Hip fractures can be divided into two groups: intra-capsular femoral neck fractures (further localized as subcapital, transcervical or basicervical) and extra-capsular peri-trochanteric fractures, namely the intertrochanteric and subtrochanteric fractures.

See Hip fractures for a general discussion.

Unlike a femoral neck fracture, the intertrochanteric region has good blood supply to cancellous bone, and thus has good healing potential. Unlike a subtrochanteric fracture, it can be (but not always is) inherently stable.


As the name implies, an intertrochanteric fracture is one where the fracture line lies between the greater and lesser trochanters. Muscle attachments must be kept in mind. The abductors and short external rotators attach to the greater trochanter; the iliopsoas to the lesser. The adductors attach to the shaft below the intertrochanteric region, possibly displacing the shaft medial relative to the proximal fragment(s).


Intertrochanteric fractures can be classified (Evans, 1949) as the following Types:
I    non displaced with no comminution
II   displaced with no comminution;
III  displaced with greater trochanteric (posterolateral) comminution;
IV displaced with lesser trochanteric (posteromedial); and
V  reverse obiliquity

A special category is the “reverse obliquity fracture”. In reverse obliquity fractures, the fracture line courses laterally as it extends from proximal to distal, running perpendicular to the intertrochanteric line. Even if there is no comminution and even if the fracture line does not reach the subtrochanteric region, this fracture is unstable and prone to displacement with conventional sliding screws, as the fracture line is parallel to the course of the sliding screw and displaces as the screw slides.

The key criterion of any robust classification is whether the fracture can be considered stable or unstable.


Intertrochanteric fractures are often seen in frail older people after low energy falls (ie, from a standing height). Although the kinetic energy of such a fall is far more than is needed to break the bone, most falls do not lead to fracture. This gives rise to the conjecture that poor soft tissue padding, poor reflexes and weakness are actually what causes the fracture. This is not so much an academic debate about causality but a warning to clinicians to expect -and seek, if not initially found?medical co-morbidities. Patients with hip fractures are typically sick, but they were sick in the moments preceding the fracture as well, in all likelihood.


Care must be taken to rule out the more benign isolated fracture of the greater trochanter; an MRI or CT may be needed for that purpose. An isolated fracture of the greater trochanter may occur as an avulsion by the gluteus medius, and needs only symptomatic (palliative) treatment

Occult fractures are rare but not impossible. A patient with hip pain after a fall whose xrays are (apparently) negative needs admission to the hospital and an MRI.

As noted, medical co- morbidities can be expected. These should be identified and optimized as well as can be done without delaying surgery unnecessarily.
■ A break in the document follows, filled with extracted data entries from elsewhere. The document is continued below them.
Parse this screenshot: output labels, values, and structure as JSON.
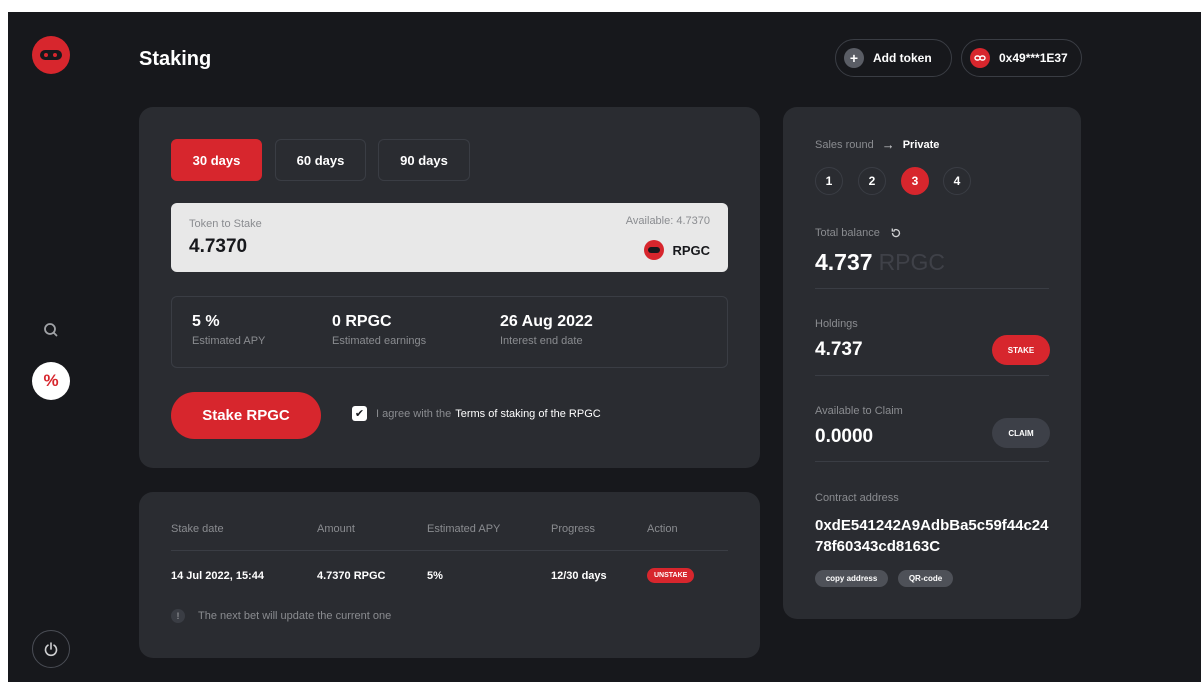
{
  "header": {
    "title": "Staking",
    "add_token_label": "Add token",
    "wallet_address": "0x49***1E37"
  },
  "tabs": [
    {
      "label": "30 days",
      "active": true
    },
    {
      "label": "60 days",
      "active": false
    },
    {
      "label": "90 days",
      "active": false
    }
  ],
  "stake_input": {
    "label": "Token to Stake",
    "value": "4.7370",
    "available": "Available: 4.7370",
    "token": "RPGC"
  },
  "stats": [
    {
      "value": "5 %",
      "label": "Estimated APY"
    },
    {
      "value": "0 RPGC",
      "label": "Estimated earnings"
    },
    {
      "value": "26 Aug 2022",
      "label": "Interest end date"
    }
  ],
  "stake_button": "Stake RPGC",
  "agree": {
    "text": "I agree with the",
    "link": "Terms of staking of the RPGC",
    "checked": true
  },
  "table": {
    "headers": [
      "Stake date",
      "Amount",
      "Estimated APY",
      "Progress",
      "Action"
    ],
    "rows": [
      {
        "date": "14 Jul 2022, 15:44",
        "amount": "4.7370 RPGC",
        "apy": "5%",
        "progress": "12/30 days",
        "action": "UNSTAKE"
      }
    ],
    "note": "The next bet will update the current one"
  },
  "right": {
    "sales_round_label": "Sales round",
    "sales_round_value": "Private",
    "rounds": [
      "1",
      "2",
      "3",
      "4"
    ],
    "active_round": "3",
    "total_balance_label": "Total balance",
    "total_balance_value": "4.737",
    "total_balance_unit": "RPGC",
    "holdings_label": "Holdings",
    "holdings_value": "4.737",
    "stake_label": "STAKE",
    "claim_available_label": "Available to Claim",
    "claim_available_value": "0.0000",
    "claim_label": "CLAIM",
    "contract_label": "Contract address",
    "contract_address": "0xdE541242A9AdbBa5c59f44c2478f60343cd8163C",
    "copy_label": "copy address",
    "qr_label": "QR-code"
  },
  "colors": {
    "accent": "#d7262d",
    "background": "#17181c",
    "card": "#2a2c31"
  }
}
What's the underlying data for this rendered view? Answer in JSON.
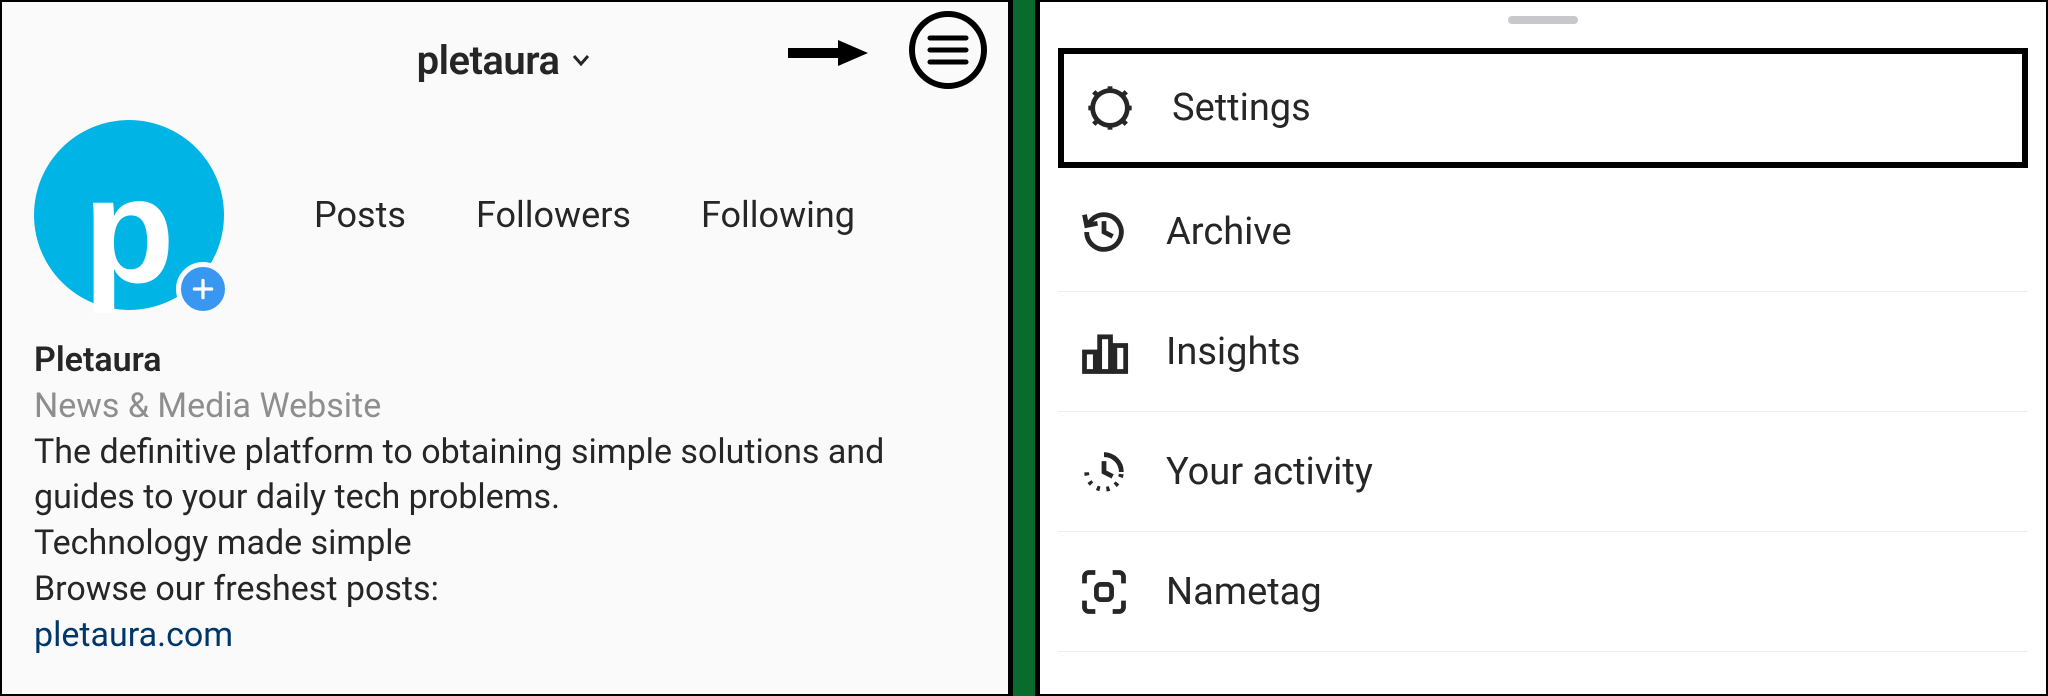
{
  "profile": {
    "username": "pletaura",
    "avatar_letter": "p",
    "stats": {
      "posts_label": "Posts",
      "followers_label": "Followers",
      "following_label": "Following"
    },
    "display_name": "Pletaura",
    "category": "News & Media Website",
    "bio_line1": "The definitive platform to obtaining simple solutions and guides to your daily tech problems.",
    "bio_line2": "Technology made simple",
    "bio_line3": "Browse our freshest posts:",
    "link": "pletaura.com"
  },
  "menu": {
    "items": [
      {
        "label": "Settings",
        "icon": "gear",
        "highlight": true
      },
      {
        "label": "Archive",
        "icon": "history",
        "highlight": false
      },
      {
        "label": "Insights",
        "icon": "bars",
        "highlight": false
      },
      {
        "label": "Your activity",
        "icon": "activity",
        "highlight": false
      },
      {
        "label": "Nametag",
        "icon": "scan",
        "highlight": false
      }
    ]
  }
}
In any patient who hopes to get out of bed, the treatment of intertrochanteric fractures is surgical.

The traditional treatment in recent decades is the sliding hip screw. This device has a large screw in the femoral head and neck engage a plate fixed to the shaft, with sliding of the screw allowed if and when the fracture impacts.

Intra-medullary devices (cephalomedulary nails) theoretically offer less soft tissue dissection and a shorter moment arm (the vertical device, ie the nail, is closer to the hip center than the plate would be).

Intra-medullary fixation may be preferable for reverse obliquity fractures of those with sub-trochanteric extension.  Other options for these types include varus fixed angle devices such as a blade plate or a 95 degree sliding hip screw; or more recently a locked proximal femoral plate.  In reverse obliquity fractures, the fracture line courses laterally as it extends from proximal to distal and typically reaches the subtrochanteric region. Because of that geometry, these fractures are more prone to failure when fixed with traditional sliding screws: the shaft displaces medially and the fracture does not compress as the screw “slides”. Fractures with sub-trochanteric extension may demand a very long plate, a bigger operation; whereas using a longer nail is not much bigger a case than using a shorter one.

In using implants with a large single lag screw (traditional sliding hip screw or cephalomedulary nail), it is imperative to (1) obtain a reduction of the major fragments and (2) to keep the Tip Apex Distance (TAD) to less than 25mm (Baumgartner, 19XX).  The TAD is the sum of the distance from the tip of the lag screw to the femoral head fovea as measured on AP and Lateral views.  A distance of greater than 25mm is strongly associated with an increased risk for screw cut out (Baumgartner, 19XX).


These patients are sick, and many are “pushed over the edge” so to speak from their fractures. The fracture heralds, but does not truly cause, the patient’s demise.

Complications from surgery relate mostly to hardware failure or cut out.

DVT is an issue, especially since it is (equally) dangerous to over-thin the blood as well.

Red Flags and Controversies

? Timing of surgery: ‘medical optimization’ vs ‘harmful delay’
? Admit to medicine or ortho?
? Sliding hip screw vs IM device?
? Can we classify accurately?
? What causes the fracture?osteoporosis or medical diseases leading to falls and poor absorption of energy?